Former President Donald Trump omitted parts of his speech after the Capitol Riot that condemned the perpetrators and promised action by the Justice Department, according to recently released testimony from the House Select Committee investigating the attacks.
On Monday, Rep. Elaine Luria, D-Va., a member of the committee, released a three-and-a-half-minute-long video of interviews with his aides that detailed how Trump went out of his way to remove language that appeared to cast blame on the pro-Trump mob that attacked the Capitol on Jan. 6, 2021.
“It took more than 24 hours for President Trump to address the nation again after his Rose Garden video on January 6th in which he affectionately told his followers to go home in peace. There were more things he was unwilling to say,” Luria posted in a tweet with the video attached.
It took more than 24 hours for President Trump to address the nation again after his Rose Garden video on January 6th in which he affectionately told his followers to go home in peace.
There were more things he was unwilling to say. pic.twitter.com/cJBIX5ROxs
— Rep. Elaine Luria (@RepElaineLuria) July 25, 2022
What his aides made clear was that Trump possessed little interest in harsh condemnation of the mob, despite the threat they posed to his Vice President Mike Pence and their attacks on police officers defending the Capitol. Instead, he omitted entire portions of a speech he’d deliver following the riot that was prepared by his team of aides.

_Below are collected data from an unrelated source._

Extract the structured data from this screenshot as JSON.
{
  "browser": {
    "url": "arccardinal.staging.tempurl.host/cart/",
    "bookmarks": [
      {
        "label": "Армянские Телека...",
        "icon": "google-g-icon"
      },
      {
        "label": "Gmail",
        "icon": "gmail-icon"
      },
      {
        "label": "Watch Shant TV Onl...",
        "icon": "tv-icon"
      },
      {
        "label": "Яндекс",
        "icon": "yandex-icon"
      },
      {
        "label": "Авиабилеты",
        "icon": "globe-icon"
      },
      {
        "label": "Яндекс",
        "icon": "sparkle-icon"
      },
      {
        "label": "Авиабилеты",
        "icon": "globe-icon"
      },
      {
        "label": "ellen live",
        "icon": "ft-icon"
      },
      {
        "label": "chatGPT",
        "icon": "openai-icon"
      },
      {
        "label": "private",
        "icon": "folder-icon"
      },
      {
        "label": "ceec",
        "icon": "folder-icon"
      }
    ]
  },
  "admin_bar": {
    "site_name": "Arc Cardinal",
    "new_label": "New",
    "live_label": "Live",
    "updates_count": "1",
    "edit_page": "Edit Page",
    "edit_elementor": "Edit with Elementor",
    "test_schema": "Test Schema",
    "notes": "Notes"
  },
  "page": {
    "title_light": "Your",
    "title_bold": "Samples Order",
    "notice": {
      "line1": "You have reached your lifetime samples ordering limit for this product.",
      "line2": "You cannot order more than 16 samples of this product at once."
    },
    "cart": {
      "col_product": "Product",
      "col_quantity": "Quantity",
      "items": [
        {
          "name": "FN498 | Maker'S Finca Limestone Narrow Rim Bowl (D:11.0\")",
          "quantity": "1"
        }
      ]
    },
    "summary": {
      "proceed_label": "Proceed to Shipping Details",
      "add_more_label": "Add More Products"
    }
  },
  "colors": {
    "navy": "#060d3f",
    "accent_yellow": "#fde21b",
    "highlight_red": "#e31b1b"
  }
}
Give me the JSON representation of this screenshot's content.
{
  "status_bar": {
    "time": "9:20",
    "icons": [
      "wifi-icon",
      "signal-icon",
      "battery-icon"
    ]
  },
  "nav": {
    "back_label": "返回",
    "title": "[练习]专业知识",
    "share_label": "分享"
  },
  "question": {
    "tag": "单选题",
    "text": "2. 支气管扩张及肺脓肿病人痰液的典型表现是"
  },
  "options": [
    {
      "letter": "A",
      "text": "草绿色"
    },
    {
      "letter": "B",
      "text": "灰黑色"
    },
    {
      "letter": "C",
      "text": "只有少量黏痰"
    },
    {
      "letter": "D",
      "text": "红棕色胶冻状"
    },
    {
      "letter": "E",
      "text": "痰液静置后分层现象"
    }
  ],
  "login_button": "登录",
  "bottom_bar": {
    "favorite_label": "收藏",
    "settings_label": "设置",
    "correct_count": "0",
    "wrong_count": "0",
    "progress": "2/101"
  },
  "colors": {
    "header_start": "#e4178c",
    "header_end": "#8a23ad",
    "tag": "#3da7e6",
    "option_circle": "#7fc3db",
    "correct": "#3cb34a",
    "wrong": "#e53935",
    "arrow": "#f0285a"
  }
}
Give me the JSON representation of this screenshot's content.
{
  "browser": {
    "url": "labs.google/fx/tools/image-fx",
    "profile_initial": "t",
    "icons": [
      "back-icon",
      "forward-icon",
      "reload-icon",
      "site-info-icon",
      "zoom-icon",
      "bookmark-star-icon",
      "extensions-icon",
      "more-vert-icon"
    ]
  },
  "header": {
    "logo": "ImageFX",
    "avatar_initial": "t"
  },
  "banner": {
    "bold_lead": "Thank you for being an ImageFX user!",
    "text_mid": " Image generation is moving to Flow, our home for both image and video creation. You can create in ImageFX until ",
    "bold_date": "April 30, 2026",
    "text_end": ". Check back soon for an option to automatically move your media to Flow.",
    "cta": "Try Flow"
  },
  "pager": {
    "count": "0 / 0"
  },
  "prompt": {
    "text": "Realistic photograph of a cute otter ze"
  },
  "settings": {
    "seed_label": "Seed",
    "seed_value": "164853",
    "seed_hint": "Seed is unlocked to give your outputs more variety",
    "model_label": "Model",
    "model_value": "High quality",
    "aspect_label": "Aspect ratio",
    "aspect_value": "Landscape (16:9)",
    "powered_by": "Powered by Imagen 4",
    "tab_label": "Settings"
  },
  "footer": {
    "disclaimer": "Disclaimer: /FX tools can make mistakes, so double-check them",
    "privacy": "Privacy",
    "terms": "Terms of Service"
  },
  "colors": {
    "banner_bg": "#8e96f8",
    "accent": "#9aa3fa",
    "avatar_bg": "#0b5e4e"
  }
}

“I am directing the Department of Justice to ensure all lawbreakers are prosecuted to the fullest extent of the law. We must send a very clear message – not with mercy, but with JUSTICE. Legal consequences must be swift and firm,” read one entirely crossed-out section of the speech.
“I want to be very clear, you do not represent me. You do not represent our movement,” read another part that was crossed out about the rioters.
His aides testified to the committee that they did not understand Trump’s motivations for doing so. Amond the aides were his eldest daughter Ivanka Trump and her husband Jared Kushner.
Donald Trump’s aides recounted scrambling to come up with the appropriate remarks after the riot subsided, something Kushner described as essential to further de-escalation in the wake of the violence. Pat Cipollone, the former White House counsel, said that he wanted Donald Trump to express a desire to see violent rioters prosecuted and issue a complete disavowal of any association they had with him.
Cassidy Hutchinson, a former aide to White House Chief of Staff Mark Meadows, told investigators that there were also concerns about a potential invocation of the 25th Amendment as well as other risks to Donald Trump’s legacy in the last days of his presidency.
Hutchinson appeared before the committee for public testimony on June 28. She recounted how aides close to Donald Trump — they included Meadows and personal attorney Rudy Giuliani, as well as a number of Republican congressmen — requested pardons before Donald Trump left office.
However, convincing Donald Trump to deliver the appropriate comments appeared to be a struggle in its own right. Shown a copy of the speech by committee investigators and asked if she recognized the handwriting of the edits, Ivanka Trump admitted it was her father’s.
“I don’t know,” Kushner told investigators when questioned on why Trump specifically removed lines from his speech that disavowed or condemned the rioters.
Michael McEntee, Donald Trump’s former Director of the White House Presidential Personnel Office, recounted that Kushner urged McEntee to persuade his father-in-law to deliver the remarks as written.
McEntee said that the hope was that this would “nudge [Donald Trump along]” into delivering the speech. Asked whether this was done because of reluctance to do so on Donald Trump’s part, McEntee said that was indeed the case.